Loin d’ici, près de nulle part

Un roman d’Artem Chapeye traduit par Justine Donche-Horetska et publié aux éditions bleu et jaune


Partir travailler à l´étranger ! Voilà une solution qui est censée améliorer la vie d´une famille ukrainienne moyenne, les Tkatchouk : Youriï, Olia et leurs deux enfants. Lui choisit les États-Unis d´où il rentre sans un sou. Elle devient badante, esclave des temps modernes, en Italie. Tous deux croient pourtant qu´ils sont très différents des autres travailleurs migrants et qu´une vie meilleure est encore possible.

Dans un style immédiat et direct, le roman Loin d´ici, près de nulle part cherche à répondre à la question : « Pourquoi tant d´hommes et de femmes dans le monde décident-ils de tout quitter – patrie, famille, amis – et de partir dans un pays lointain où tout est étranger, et où l´avenir est si inconnu et incertain ? »


🇺🇦 Avant la guerre 🇺🇦 

La situation en Ukraine, même avant la guerre, n’était pas très heureuse pour la famille Tkatchouk. 

Youra n’a plus qu’un travail à temps partiel, sa femme Olia vient d’être licenciée. Leur fils aîné est en pleine crise d’adolescence et multiplie les actions xénophobes, leur plus jeune fils dévore les livres, perdu dans son monde.

Youra et Olia s’aiment, mais ne peuvent pas rester ensemble dans leur ville de Bily Sad. Il va falloir trouver une solution pour l’argent, notamment pour payer les études des enfants. 

Youra décide de tenter sa chance six mois aux États-Unis. Lui, l’ingénieur doit devenir ouvrier pour pouvoir envoyer le plus d’argent possible à sa famille. Malheureusement, l’expérience ne se déroulera pas aussi bien que prévu.

Ce sera alors au tour d’Olia de tenter sa chance en qualité de badante, aide à domicile, en Italie auprès de personnes âgées. Un statut de clandestine où il ne faut pas compter les heures, mais qui permet d’envoyer de l’argent à la famille, mais à quel prix…

Autant le dire tout de suite, ce roman m’a beaucoup plu. 

Le destin des Tkatchouk est très sombre et illustre bien la destruction d’une famille qui veut juste une vie meilleure. 

Leur pays ne leur offrant pas une situation économique stable, ils sont condamnés à tenter leur chance ailleurs, et tout s’effondre alors. 

Leur famille se désagrège car chacun avance dans une direction différente, se persuadant d’agir pour le mieux. Comme bien d’autres dans leur situation.

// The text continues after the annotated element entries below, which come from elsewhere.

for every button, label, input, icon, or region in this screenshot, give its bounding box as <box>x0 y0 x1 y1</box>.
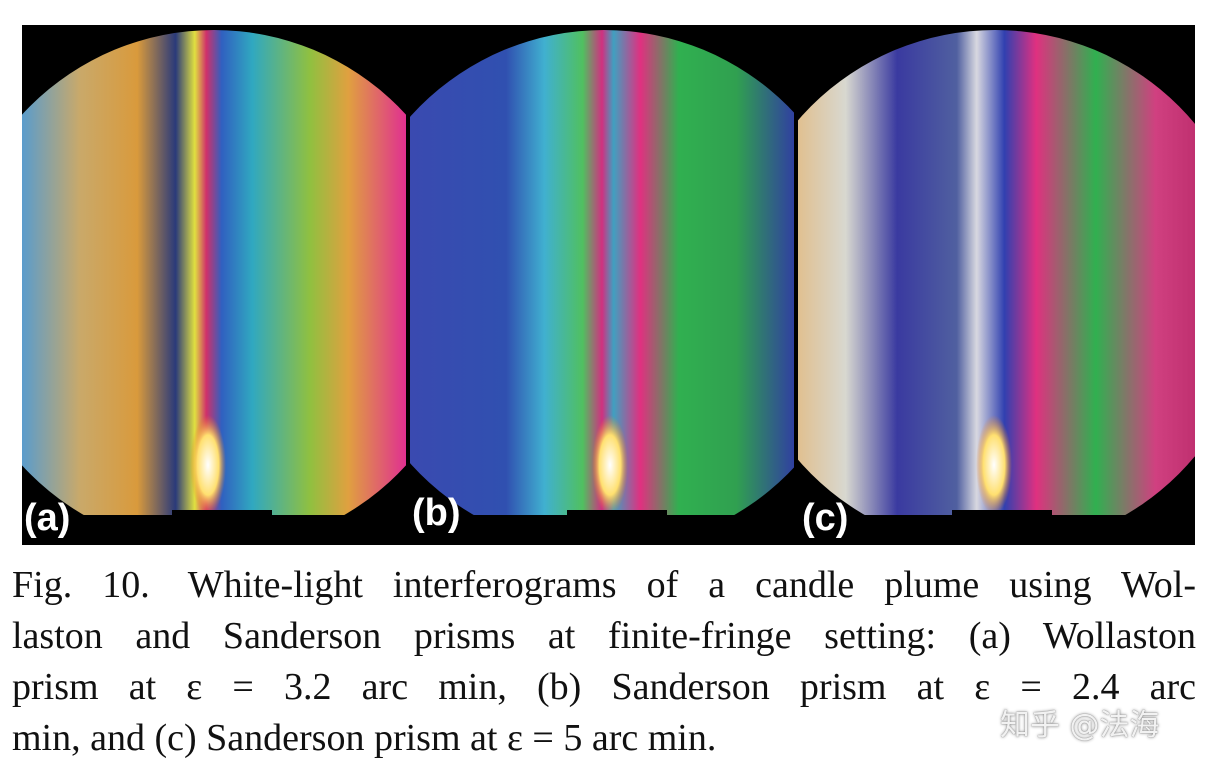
candle <box>172 510 272 545</box>
watermark: 知乎 @法海 <box>1000 708 1160 743</box>
flame <box>592 415 628 515</box>
flame <box>190 415 226 515</box>
panel-label: (b) <box>412 492 461 534</box>
caption: Fig. 10. White-light interferograms of a… <box>12 560 1196 764</box>
caption-line: laston and Sanderson prisms at finite-fr… <box>12 615 1196 657</box>
caption-line: min, and (c) Sanderson prism at ε = 5 ar… <box>12 717 717 759</box>
flame <box>976 415 1012 515</box>
caption-line: Fig. 10. White-light interferograms of a… <box>12 564 1196 606</box>
panel-label: (c) <box>802 497 848 539</box>
caption-line: prism at ε = 3.2 arc min, (b) Sanderson … <box>12 666 1196 708</box>
panel-label: (a) <box>24 497 70 539</box>
candle <box>952 510 1052 545</box>
figure: (a) (b) (c) <box>22 25 1195 545</box>
candle <box>567 510 667 545</box>
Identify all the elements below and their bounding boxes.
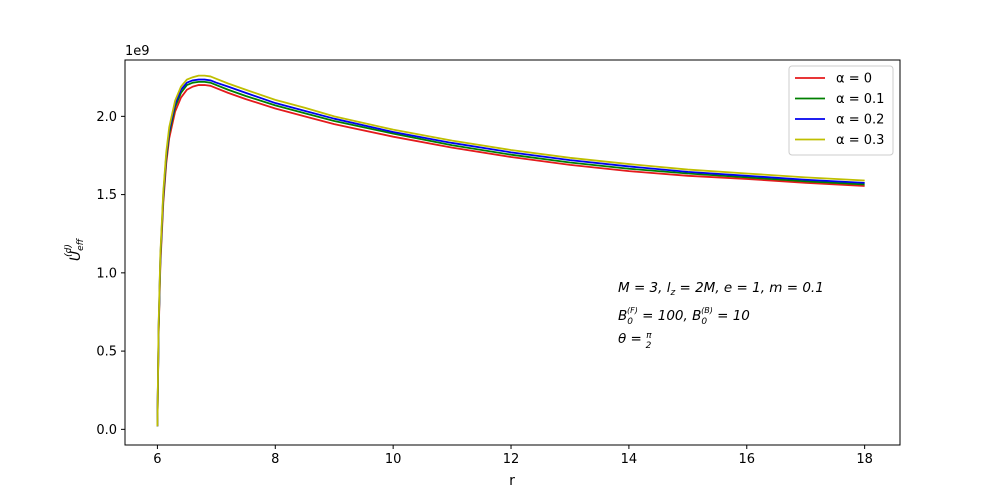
x-axis: 6 8 10 12 14 16 18	[153, 445, 873, 467]
legend: α = 0 α = 0.1 α = 0.2 α = 0.3	[788, 65, 894, 156]
x-tick-label: 14	[621, 452, 638, 467]
y-axis-label: Ueff(d)	[64, 237, 86, 261]
legend-box	[788, 65, 894, 156]
legend-label-0: α = 0	[836, 72, 872, 87]
y-tick-label: 1.0	[96, 266, 117, 281]
y-tick-label: 1.5	[96, 188, 117, 203]
x-tick-label: 8	[271, 452, 279, 467]
legend-label-2: α = 0.2	[836, 113, 884, 128]
legend-label-1: α = 0.1	[836, 92, 884, 107]
y-tick-label: 0.5	[96, 345, 117, 360]
annotation-params-2: B0(F) = 100, B0(B) = 10	[618, 306, 750, 327]
annotation-block: M = 3, lz = 2M, e = 1, m = 0.1 B0(F) = 1…	[618, 280, 824, 351]
x-tick-label: 10	[385, 452, 402, 467]
y-axis: 0.0 0.5 1.0 1.5 2.0	[96, 110, 125, 438]
y-offset-label: 1e9	[125, 44, 150, 59]
series-line-1	[156, 81, 865, 427]
series-line-2	[156, 78, 865, 427]
plot-frame	[124, 59, 901, 446]
x-tick-label: 18	[856, 452, 873, 467]
series-layer	[156, 74, 865, 427]
y-tick-label: 0.0	[96, 423, 117, 438]
x-tick-label: 16	[738, 452, 755, 467]
series-line-3	[156, 74, 865, 427]
y-tick-label: 2.0	[96, 110, 117, 125]
series-line-0	[156, 84, 865, 427]
x-tick-label: 6	[153, 452, 161, 467]
x-axis-label: r	[509, 473, 515, 489]
svg-text:Ueff(d): Ueff(d)	[64, 237, 86, 261]
x-tick-label: 12	[503, 452, 520, 467]
annotation-params-1: M = 3, lz = 2M, e = 1, m = 0.1	[618, 280, 824, 298]
legend-label-3: α = 0.3	[836, 133, 884, 148]
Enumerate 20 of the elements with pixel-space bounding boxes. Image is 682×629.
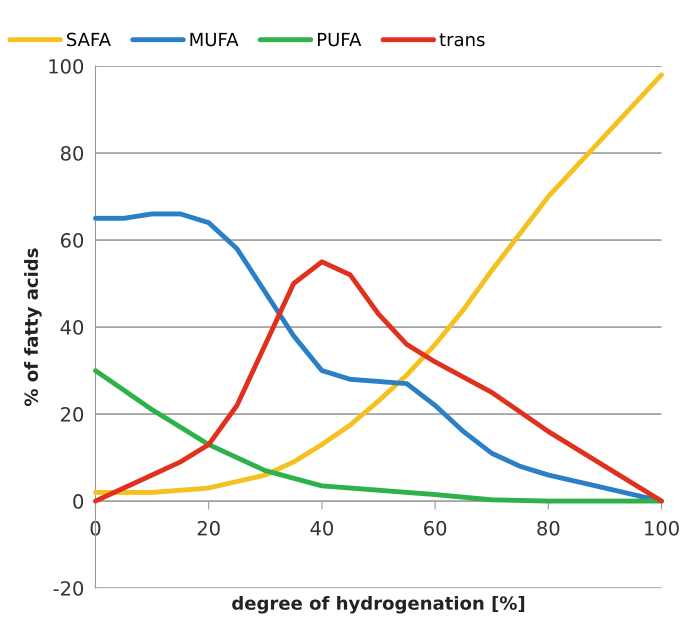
x-tick-label: 40 [310, 520, 333, 536]
y-tick-label: -20 [54, 581, 84, 596]
x-tick-label: 100 [645, 520, 679, 536]
y-tick-label: 0 [73, 494, 84, 509]
x-tick-label: 60 [424, 520, 446, 536]
x-tick-label: 80 [537, 520, 560, 536]
y-tick-label: 20 [61, 407, 84, 422]
y-axis-title: % of fatty acids [24, 248, 42, 406]
y-tick-label: 80 [60, 146, 84, 161]
x-tick-label: 20 [198, 520, 220, 536]
legend-label: MUFA [190, 32, 238, 46]
line-series [93, 72, 664, 495]
legend-label: PUFA [318, 32, 362, 46]
legend-label: SAFA [67, 32, 111, 46]
y-tick-label: 40 [60, 320, 84, 335]
y-tick-label: 60 [60, 233, 84, 248]
x-tick-label: 0 [90, 520, 100, 536]
legend-label: trans [440, 33, 485, 46]
x-axis-title: degree of hydrogenation [%] [232, 596, 524, 614]
y-tick-label: 100 [49, 59, 84, 74]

Les enfants sont sans parents, élevés par des grands-parents . L’adultère et les divorces, les vies qui se créent au loin et la maison qui n’en est plus une pour ceux qui partent. 

La xénophobie semble aller de pair avec cette perte de sens social mais là où Serhïï, le fils aîné, multiplie les actions xénophobes en Ukraine, alors que sa mère est l’étrangère en Italie. 

Je n’ai pas lâché ce roman jusqu’à la dernière page, et j’espère que, lorsque la guerre en Ukraine sera terminée, Artem Chapeye aura beaucoup d’autres romans à nous faire découvrir. 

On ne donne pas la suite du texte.